Abstract
P800
Introduction: Despite available treatment options, the outcomes of patients with metastatic castration resistant prostate cancer (mCRPC) remain dismal. 225Ac-PSMA-617 is a radioligand therapy (RLT) that delivers alpha-particle radiation to PSMA-expressing cells. In this study, we report the treatment outcomes and survival of this novel treatment modality in a series of patients with mCRPC who have exhausted the available line of therapies (LoTs).
Methods: Patients with mCRPC refractory to standard LoTs, including next-generation anti-androgen therapies, taxane-based chemotherapies, and 177Lu-PSMA-617 therapy were included. The study was approved by the Institute Ethics Committee (IEC:518) and began enrolment in March 2018 and is currently ongoing. Eligible patients were treated with 225Ac-PSMA-617 TAT (100 - 150 KBq/Kg body weight) at every 8-week intervals. The primary outcome endpoint was overall survival (OS). Secondary endpoints included the assessment of biochemical response with sPSA, progression-free survival (PFS), and the assessment of adverse events graded according to the CTCAE v5.0.
Results: At the last follow-up, 63 patients met the inclusion criteria. Of these, 56 patients have completed at least two cycles of 225Ac-PSMA-617 TAT and were included in the study.
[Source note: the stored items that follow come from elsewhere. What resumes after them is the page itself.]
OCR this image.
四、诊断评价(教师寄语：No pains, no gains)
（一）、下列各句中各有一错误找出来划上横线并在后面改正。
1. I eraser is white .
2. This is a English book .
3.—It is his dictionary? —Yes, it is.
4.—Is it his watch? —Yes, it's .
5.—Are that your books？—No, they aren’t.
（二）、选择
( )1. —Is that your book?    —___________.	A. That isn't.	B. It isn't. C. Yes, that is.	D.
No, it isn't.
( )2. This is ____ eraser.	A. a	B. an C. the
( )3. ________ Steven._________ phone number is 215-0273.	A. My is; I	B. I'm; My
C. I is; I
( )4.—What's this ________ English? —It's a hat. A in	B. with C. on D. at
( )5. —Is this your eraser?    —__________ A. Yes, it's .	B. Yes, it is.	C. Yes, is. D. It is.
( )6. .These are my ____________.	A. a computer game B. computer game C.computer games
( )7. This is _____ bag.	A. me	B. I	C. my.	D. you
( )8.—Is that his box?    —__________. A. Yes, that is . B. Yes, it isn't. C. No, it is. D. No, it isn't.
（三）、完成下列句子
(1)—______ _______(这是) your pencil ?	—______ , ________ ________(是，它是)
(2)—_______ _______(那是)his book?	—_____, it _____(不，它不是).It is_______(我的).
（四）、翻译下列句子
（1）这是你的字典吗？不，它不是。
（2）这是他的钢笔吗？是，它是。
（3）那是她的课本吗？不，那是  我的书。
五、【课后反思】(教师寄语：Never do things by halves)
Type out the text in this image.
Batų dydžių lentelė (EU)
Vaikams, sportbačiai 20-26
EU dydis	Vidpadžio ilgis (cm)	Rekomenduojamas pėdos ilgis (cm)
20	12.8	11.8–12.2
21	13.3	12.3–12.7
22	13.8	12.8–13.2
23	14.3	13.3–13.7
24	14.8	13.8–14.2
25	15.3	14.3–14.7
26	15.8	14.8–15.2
The mean age was 67 years (range, 39-87 y) and patients received a total of 204 cycles of 225Ac-PSMA-617 RLT. Any PSA decline was noted in 91% of patients with 64% of patients having a decline ≥50%. With a median follow-up of 26 months, 55% of patients experienced disease progression, and 64% of them died from their disease.
The median OS was 15 mo (95% CI, 10-18 mo). In univariate analysis, >50% PSA decline (p-0.0318), liver metastases (p-0.054), and radiological progression (rPD) (p-0.0017) were predictive of OS whereas, in multivariate analysis, only rPD remained predictive in the Cox-proportional hazard model (HR: 3.042 (95%; CI: 1.424 to 6.497, p-0.004,). The median estimated OS for patients with a rPD was 10 mo (95% CI: 9 to 15 mo), whereas the median OS of those patients with no rPD was not yet reached at the date of the last follow-up visit [HR: 2.959; 95%CI: 1.502 to 5.832; 0.0017].
The estimated median PFS was 11 mo (95% CI, 8-21). In the multivariate analysis, any PSA decline and rPD proved predictive of PFS. The estimated median PFS for patients demonstrating any PSA decline was 16 months compared to only 3 months in patients who did not experience any PSA decline [HR: 8.497; 95%CI: 2.328 to 31.010; p-0.0012]. The estimated median PFS for patients with rPD was 7.5 mo compared to 21 months in patients who did not experience any rPD [HR: 3.638; 95%CI: 1.561 to 8.481; p-0.0028].
The most common treatment-emergent adverse events were fatigue (any grade 70%; ≥grade 3: 2%) which were transient and resolved without intervention prior to the next cycle of treatment. Xerostomia was observed as the second most common side-effect (grade 1/2: 32.6%; none: grade 3).
Conclusions: Our study demonstrates the safety and feasibility of 225Ac-PSMA-617 TAT in heavily pretreated patients with mCRPC with manageable treatment-emergent toxicities. These encouraging results of improved OS and PFS need to be confirmed with larger studies.